Today is Cesar E. Chavez's 81st Birthday.
This weekend, The United Farm Workers held events in Los Angeles to commemorate this day. But it's not a one time thing for them, they have been celebrating this day for years. I think it's time that we do the same.
More to come:
Chavez has a complex history of activism, largely rooted in his pursuit of justice for migrant farm workers, mentored by the grassroots activism of Saul Alinsky
A passionate believer that social justice could be achieved through American democracy, Saul Alinsky methodically showed the "have-nots" how to organize their communities, target the power brokers and politically out-maneuver them. The lessons he taught people about the nature of power, imparted dignity to the poor and helped create a backyard revolution in cities across America. His work influenced the struggle for civil rights and the farm workers movement, as well as the very nature of political protest. He was a mentor to several generations of organizers like Ed Chambers, Fred Ross and Cesar Chavez. Alinsky's still thriving Industrial Areas Foundation became the training ground for organizers who formed some of the most important social change and community groups in the country.
Chavez grew up poor. He watched as greed and the Great Depression drove his family deeply into poverty and a migrant farm worker way of life.
He brought together migrant workers, organizing them to combat low pay, harsh conditions, strive for benefits and msot of all, dignity, often with results that poured into other sectors as in the creation of Colegio César Chávez in 1973.
Chavez used any means necessary to draw attention to injustice, abuse and greed, often fasting for weeks to bring about change, fighting the good fight even on the day he died...
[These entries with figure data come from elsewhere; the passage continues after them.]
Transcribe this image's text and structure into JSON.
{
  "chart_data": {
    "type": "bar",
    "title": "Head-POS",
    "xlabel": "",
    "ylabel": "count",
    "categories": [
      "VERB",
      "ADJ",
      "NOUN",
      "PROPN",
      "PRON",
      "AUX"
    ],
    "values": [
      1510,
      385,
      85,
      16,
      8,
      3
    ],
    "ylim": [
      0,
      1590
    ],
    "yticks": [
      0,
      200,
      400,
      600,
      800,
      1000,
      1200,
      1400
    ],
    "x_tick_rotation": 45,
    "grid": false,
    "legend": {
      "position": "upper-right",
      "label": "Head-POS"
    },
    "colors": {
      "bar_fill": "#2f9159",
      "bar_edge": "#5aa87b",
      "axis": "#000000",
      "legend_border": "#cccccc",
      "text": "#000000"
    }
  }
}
Cesar Estrada Chavez died peacefully in his sleep on April 23, 1993 near Yuma, Arizona, a short distance from the small family farm in the Gila River Valley where he was born more than 66 years before.
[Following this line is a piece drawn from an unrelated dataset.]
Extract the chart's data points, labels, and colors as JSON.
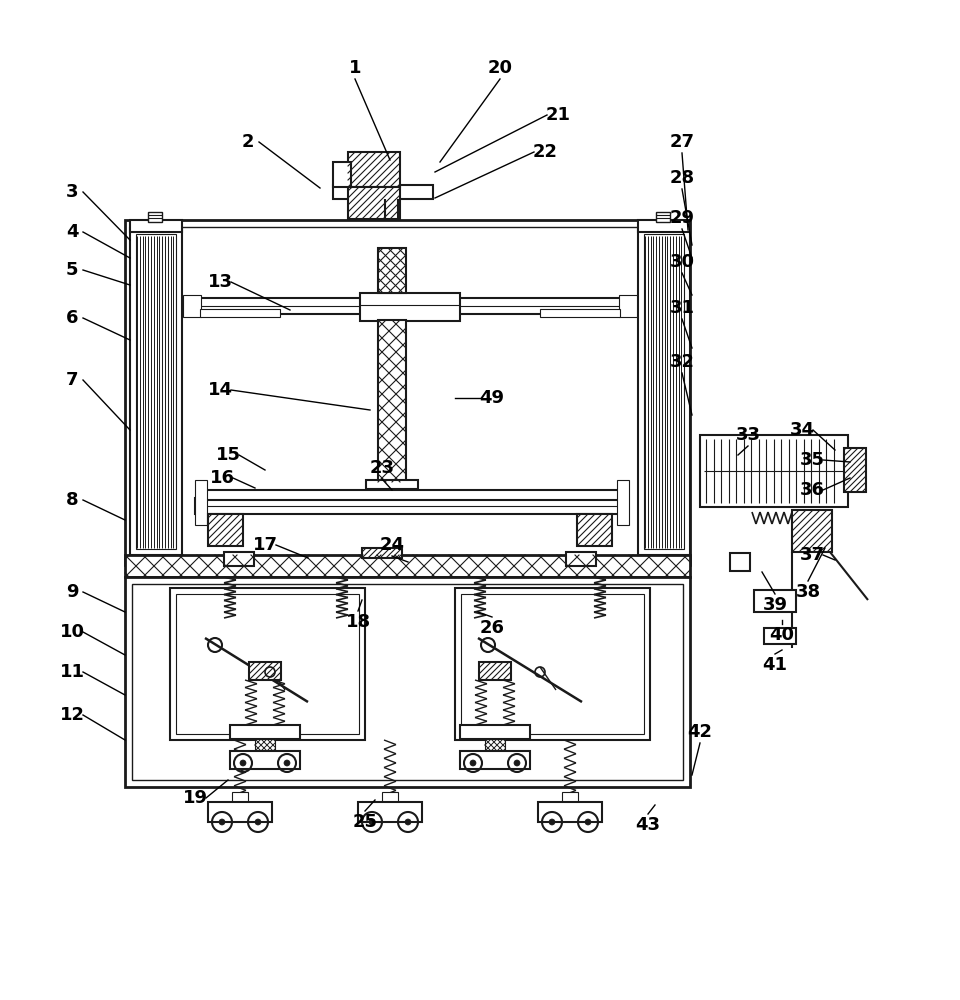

The founder and president of the United Farm Workers of America, AFL-CIO was in Yuma helping UFW attorneys defend the union against a lawsuit brought by Bruce Church Inc., a giant Salinas, Calif.-based lettuce and vegetable producer. Church demanded that the farm workers pay millions of dollars in damages resulting from a UFW boycott of its lettuce during the 1980's. Rather than bring the legal action in a state where the boycott actually took place, such as California or New York, Church "shopped around" for a friendly court in conservative, agribusiness-dominated Arizona-where there had been no boycott activity.
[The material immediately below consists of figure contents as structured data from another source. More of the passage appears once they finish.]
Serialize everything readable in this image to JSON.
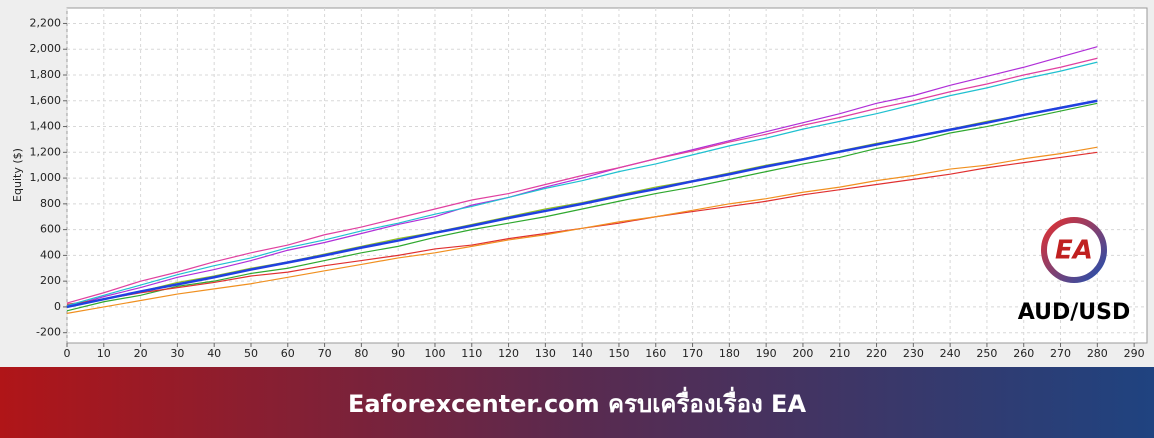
{
  "chart_data": {
    "type": "line",
    "y_label": "Equity ($)",
    "x": [
      0,
      10,
      20,
      30,
      40,
      50,
      60,
      70,
      80,
      90,
      100,
      110,
      120,
      130,
      140,
      150,
      160,
      170,
      180,
      190,
      200,
      210,
      220,
      230,
      240,
      250,
      260,
      270,
      280
    ],
    "series": [
      {
        "color": "#b02fd8",
        "values": [
          0,
          80,
          150,
          230,
          290,
          360,
          440,
          500,
          570,
          640,
          700,
          790,
          850,
          930,
          1000,
          1080,
          1150,
          1220,
          1290,
          1360,
          1430,
          1500,
          1580,
          1640,
          1720,
          1790,
          1860,
          1940,
          2020
        ]
      },
      {
        "color": "#2fa82f",
        "values": [
          -30,
          40,
          90,
          160,
          200,
          260,
          300,
          360,
          420,
          470,
          540,
          600,
          650,
          700,
          760,
          820,
          880,
          930,
          990,
          1050,
          1110,
          1160,
          1230,
          1280,
          1350,
          1400,
          1460,
          1520,
          1580
        ]
      },
      {
        "color": "#e03030",
        "values": [
          20,
          60,
          110,
          150,
          190,
          240,
          270,
          320,
          360,
          400,
          450,
          480,
          530,
          570,
          610,
          650,
          700,
          740,
          780,
          820,
          870,
          910,
          950,
          990,
          1030,
          1080,
          1120,
          1160,
          1200
        ]
      },
      {
        "color": "#20c0d0",
        "values": [
          10,
          90,
          170,
          250,
          320,
          380,
          460,
          520,
          590,
          650,
          720,
          780,
          850,
          920,
          980,
          1050,
          1110,
          1180,
          1250,
          1310,
          1380,
          1440,
          1500,
          1570,
          1640,
          1700,
          1770,
          1830,
          1900
        ]
      },
      {
        "color": "#f09020",
        "values": [
          -50,
          0,
          50,
          100,
          140,
          180,
          230,
          280,
          330,
          380,
          420,
          470,
          520,
          560,
          610,
          660,
          700,
          750,
          800,
          840,
          890,
          930,
          980,
          1020,
          1070,
          1100,
          1150,
          1190,
          1240
        ]
      },
      {
        "color": "#e040a0",
        "values": [
          30,
          110,
          200,
          270,
          350,
          420,
          480,
          560,
          620,
          690,
          760,
          830,
          880,
          950,
          1020,
          1080,
          1150,
          1210,
          1280,
          1340,
          1410,
          1470,
          1540,
          1600,
          1670,
          1730,
          1800,
          1860,
          1930
        ]
      },
      {
        "color": "#90c020",
        "values": [
          0,
          60,
          120,
          190,
          240,
          300,
          350,
          410,
          470,
          530,
          580,
          640,
          700,
          760,
          810,
          870,
          930,
          980,
          1040,
          1100,
          1150,
          1210,
          1270,
          1320,
          1380,
          1440,
          1490,
          1550,
          1600
        ]
      },
      {
        "color": "#2040e0",
        "values": [
          0,
          60,
          120,
          175,
          230,
          290,
          345,
          400,
          460,
          515,
          575,
          630,
          690,
          745,
          800,
          860,
          915,
          975,
          1030,
          1090,
          1145,
          1205,
          1260,
          1320,
          1375,
          1430,
          1490,
          1545,
          1600
        ]
      }
    ],
    "xlim": [
      0,
      293.5
    ],
    "ylim": [
      -280,
      2320
    ],
    "xticks": [
      0,
      10,
      20,
      30,
      40,
      50,
      60,
      70,
      80,
      90,
      100,
      110,
      120,
      130,
      140,
      150,
      160,
      170,
      180,
      190,
      200,
      210,
      220,
      230,
      240,
      250,
      260,
      270,
      280,
      290
    ],
    "yticks": [
      -200,
      0,
      200,
      400,
      600,
      800,
      {
        "value": 1000,
        "label": "1,000"
      },
      {
        "value": 1200,
        "label": "1,200"
      },
      {
        "value": 1400,
        "label": "1,400"
      },
      {
        "value": 1600,
        "label": "1,600"
      },
      {
        "value": 1800,
        "label": "1,800"
      },
      {
        "value": 2000,
        "label": "2,000"
      },
      {
        "value": 2200,
        "label": "2,200"
      }
    ],
    "grid": true
  },
  "logo": {
    "mark": "EA",
    "pair": "AUD/USD"
  },
  "banner": {
    "text": "Eaforexcenter.com ครบเครื่องเรื่อง EA"
  }
}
"Cesar gave his last ounce of strength defending the farm workers in this case," stated his successor, UFW President Arturo Rodriguez, who was with him in Arizona during the trial. He died standing up for their First Amendment right to speak out for themselves. He believed in his heart that the farm workers were right in boycotting Bruce Church Inc. lettuce during the l980's and he was determined to prove that in court." (When the second multimillion dollar judgement for Church was later thrown out by an appeal's court, the company signed a UFW contract in May 1996.)
So, today, the 81st anniversary of his birth, I hope you can take a minute and sign the UFW petition for a Cesar Chavez National Holiday. It's time to remember this worker's fighter.